About using spdx to handle license and copyright in VTK

We recently improved a bit how licenses are handled in ParaView and VTK, and now third party licenses are easily listed, module by module, in the install directory of VTK.

While this is a great improvement, we need to look further, into the use of SPDX license identifier, not only to remove the header in every single VTK source file but also to be able to generate a SBOM associated with a compiled version of VTK.

The idea is to (optionaly) integrate spdx generation into the build system of VTK.
When building a VTK module, the spdx headers of each file used to build the module will be parsed in order to create a .spdx file for the module.

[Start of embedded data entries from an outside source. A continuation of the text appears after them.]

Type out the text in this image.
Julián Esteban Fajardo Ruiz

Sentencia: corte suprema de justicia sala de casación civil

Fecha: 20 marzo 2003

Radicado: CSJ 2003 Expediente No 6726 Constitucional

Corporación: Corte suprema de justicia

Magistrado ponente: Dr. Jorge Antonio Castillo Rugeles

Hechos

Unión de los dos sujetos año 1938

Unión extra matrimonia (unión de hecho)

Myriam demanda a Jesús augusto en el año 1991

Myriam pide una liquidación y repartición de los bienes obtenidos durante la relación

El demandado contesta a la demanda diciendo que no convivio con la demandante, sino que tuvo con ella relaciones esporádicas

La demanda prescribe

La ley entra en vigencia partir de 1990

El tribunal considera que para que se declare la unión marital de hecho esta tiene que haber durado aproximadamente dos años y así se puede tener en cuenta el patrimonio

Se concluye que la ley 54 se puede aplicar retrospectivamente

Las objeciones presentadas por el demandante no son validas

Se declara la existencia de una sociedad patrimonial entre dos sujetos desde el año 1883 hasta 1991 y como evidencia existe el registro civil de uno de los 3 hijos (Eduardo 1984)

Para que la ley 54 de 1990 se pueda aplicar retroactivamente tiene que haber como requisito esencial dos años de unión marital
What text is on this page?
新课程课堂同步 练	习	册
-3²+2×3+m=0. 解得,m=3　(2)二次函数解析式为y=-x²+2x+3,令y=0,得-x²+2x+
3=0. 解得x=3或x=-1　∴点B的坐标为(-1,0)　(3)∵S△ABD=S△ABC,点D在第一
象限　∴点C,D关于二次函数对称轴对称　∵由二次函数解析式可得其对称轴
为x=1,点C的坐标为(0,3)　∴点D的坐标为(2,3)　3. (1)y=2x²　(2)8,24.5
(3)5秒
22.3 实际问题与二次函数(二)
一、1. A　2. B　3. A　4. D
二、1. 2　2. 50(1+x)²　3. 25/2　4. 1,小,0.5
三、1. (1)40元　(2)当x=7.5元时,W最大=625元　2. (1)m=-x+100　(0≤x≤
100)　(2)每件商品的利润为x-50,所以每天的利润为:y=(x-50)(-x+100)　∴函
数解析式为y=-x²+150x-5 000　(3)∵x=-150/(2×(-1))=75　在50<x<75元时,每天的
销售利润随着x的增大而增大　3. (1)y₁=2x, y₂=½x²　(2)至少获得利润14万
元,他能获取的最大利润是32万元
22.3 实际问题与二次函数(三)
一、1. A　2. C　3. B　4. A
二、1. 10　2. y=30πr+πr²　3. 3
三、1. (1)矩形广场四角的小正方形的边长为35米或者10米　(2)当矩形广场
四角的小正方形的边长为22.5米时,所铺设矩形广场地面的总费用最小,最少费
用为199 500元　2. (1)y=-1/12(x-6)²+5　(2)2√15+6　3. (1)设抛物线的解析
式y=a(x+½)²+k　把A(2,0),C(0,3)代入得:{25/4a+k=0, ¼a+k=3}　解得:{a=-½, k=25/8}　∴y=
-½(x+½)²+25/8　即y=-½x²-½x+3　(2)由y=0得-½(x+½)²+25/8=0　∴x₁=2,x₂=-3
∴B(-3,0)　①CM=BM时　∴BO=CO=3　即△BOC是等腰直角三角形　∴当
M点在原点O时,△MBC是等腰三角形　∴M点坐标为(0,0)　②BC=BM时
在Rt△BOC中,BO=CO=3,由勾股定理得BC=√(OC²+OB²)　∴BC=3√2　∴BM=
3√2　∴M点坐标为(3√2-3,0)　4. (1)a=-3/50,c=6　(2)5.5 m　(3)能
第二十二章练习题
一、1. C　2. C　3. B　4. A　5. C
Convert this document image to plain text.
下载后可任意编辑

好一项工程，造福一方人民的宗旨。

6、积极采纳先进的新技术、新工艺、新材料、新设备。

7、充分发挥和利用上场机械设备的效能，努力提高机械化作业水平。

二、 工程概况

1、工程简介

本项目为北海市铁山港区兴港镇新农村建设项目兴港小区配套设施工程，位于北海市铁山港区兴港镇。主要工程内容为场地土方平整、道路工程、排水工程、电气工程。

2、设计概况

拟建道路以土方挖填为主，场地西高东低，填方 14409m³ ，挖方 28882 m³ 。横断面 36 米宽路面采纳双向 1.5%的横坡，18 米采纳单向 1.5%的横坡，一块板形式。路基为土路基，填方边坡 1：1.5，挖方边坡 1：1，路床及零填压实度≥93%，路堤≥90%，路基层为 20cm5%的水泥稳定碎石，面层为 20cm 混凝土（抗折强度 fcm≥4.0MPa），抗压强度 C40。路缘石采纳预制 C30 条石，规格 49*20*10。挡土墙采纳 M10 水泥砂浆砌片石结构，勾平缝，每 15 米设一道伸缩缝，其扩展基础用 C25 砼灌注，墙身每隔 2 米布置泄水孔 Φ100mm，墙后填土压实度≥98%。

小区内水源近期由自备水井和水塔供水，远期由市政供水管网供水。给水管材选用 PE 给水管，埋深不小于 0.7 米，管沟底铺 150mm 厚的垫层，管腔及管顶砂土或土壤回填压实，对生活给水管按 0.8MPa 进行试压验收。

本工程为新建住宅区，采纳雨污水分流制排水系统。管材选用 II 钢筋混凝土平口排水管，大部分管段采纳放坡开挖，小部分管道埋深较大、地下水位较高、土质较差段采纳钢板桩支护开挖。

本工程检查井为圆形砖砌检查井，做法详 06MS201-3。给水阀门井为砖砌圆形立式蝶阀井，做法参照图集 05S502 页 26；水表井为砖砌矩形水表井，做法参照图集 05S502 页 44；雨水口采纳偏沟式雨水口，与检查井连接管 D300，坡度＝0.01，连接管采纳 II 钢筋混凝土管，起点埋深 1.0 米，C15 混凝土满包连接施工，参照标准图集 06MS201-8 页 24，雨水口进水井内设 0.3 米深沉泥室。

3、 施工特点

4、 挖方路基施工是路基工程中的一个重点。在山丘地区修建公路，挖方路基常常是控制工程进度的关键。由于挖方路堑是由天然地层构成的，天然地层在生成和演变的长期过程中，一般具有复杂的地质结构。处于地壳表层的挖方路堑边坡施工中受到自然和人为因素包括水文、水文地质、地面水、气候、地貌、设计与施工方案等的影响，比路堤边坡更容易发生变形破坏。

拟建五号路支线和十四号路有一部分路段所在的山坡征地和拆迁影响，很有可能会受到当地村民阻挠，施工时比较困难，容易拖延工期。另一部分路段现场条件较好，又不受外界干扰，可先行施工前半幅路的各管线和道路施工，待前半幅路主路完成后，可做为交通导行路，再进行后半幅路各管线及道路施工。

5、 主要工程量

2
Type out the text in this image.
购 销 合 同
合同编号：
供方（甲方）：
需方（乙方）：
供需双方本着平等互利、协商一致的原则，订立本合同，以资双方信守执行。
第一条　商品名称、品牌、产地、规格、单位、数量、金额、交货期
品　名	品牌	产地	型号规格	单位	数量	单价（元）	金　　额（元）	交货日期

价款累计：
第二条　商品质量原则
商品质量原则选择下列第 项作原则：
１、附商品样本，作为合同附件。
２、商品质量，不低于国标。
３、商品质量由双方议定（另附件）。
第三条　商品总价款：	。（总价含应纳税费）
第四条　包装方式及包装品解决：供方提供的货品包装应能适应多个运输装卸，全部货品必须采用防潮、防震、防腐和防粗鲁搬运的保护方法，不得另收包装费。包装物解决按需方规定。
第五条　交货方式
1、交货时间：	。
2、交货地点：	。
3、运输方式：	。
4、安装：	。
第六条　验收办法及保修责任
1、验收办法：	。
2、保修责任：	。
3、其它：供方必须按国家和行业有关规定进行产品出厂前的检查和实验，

Once all the .spdx files are created, tools to merge sbom could be used to merge all .spdx into one.

In essence, here is how a .spdx files looks like:

And here is what I think we should be able to produce:

SPDXVersion: SPDX-2.2
DataLicense: CC0-1.0
SPDXID: SPDXRef-DOCUMENT
DocumentName: VTK
DocumentNamespace: https://gitlab.kitware.com/vtk/vtk/
Creator: Person: ?
Creator: Tool: ?
Creator: Tool: ?
Created: ?

##### Package: IOEnsight

PackageName: IOEnsight
SPDXID: SPDXRef-Package-IOEnsight
PackageDownloadLocation: git+https://https://gitlab.kitware.com/vtk/vtk/#IO/Ensight
FilesAnalyzed: ?
PackageVerificationCode: ?
PackageLicenseConcluded: $computed from info below$
PackageLicenseInfoFromFiles: $computed from licenses declared in files$
PackageLicenseDeclared: $provided by vtk.module$
PackageCopyrightText: $provided by vtk.module$

Relationship: SPDXRef-DOCUMENT DESCRIBES SPDXRef-Package-IOEnsight

FileName: /build/libvtkIOEnsight.so
SPDXID: SPDXRef-Package-IOEnsight-binary
FileType: BINARY
FileChecksum: SHA1: ?
FileChecksum: SHA256: ?
FileChecksum: MD5: ?
LicenseConcluded: $Same as PackageLicenseConcluded above$
LicenseInfoInFile: NOASSERTION
FileCopyrightText: NOASSERTION

FileName: /src/IO/Ensight/vtkEnsightReader.cxx
SPDXID: SPDXRef-Package-IOEnsight-src
FileType: SOURCE
FileChecksum: SHA1: ?
FileChecksum: SHA256: ?
FileChecksum: MD5: ?
LicenseConcluded: $from file spdx header$
LicenseInfoInFile: $from file spdx header$
FileCopyrightText: $from file spdx header$

FileName: /src/IO/Ensight/vtkEnsightReader.h
SPDXID: SPDXRef-Package-IOEnsight-header
FileType: SOURCE
FileChecksum: SHA1: ?
FileChecksum: SHA256: ?
FileChecksum: MD5: ?
LicenseConcluded: $from file spdx header$
LicenseInfoInFile: $from file spdx header$
FileCopyrightText: $from file spdx header$

Relationship: SPDXRef-Package-IOEnsight-binary GENERATED_FROM SPDXRef-Package-IOEnsight-header
Relationship: SPDXRef-Package-IOEnsight-binary GENERATED_FROM SPDXRef-Package-IOEnsight-src

I did not include information about the build tool (CMakeLists, vtk.module), but this would still be possible I suppose.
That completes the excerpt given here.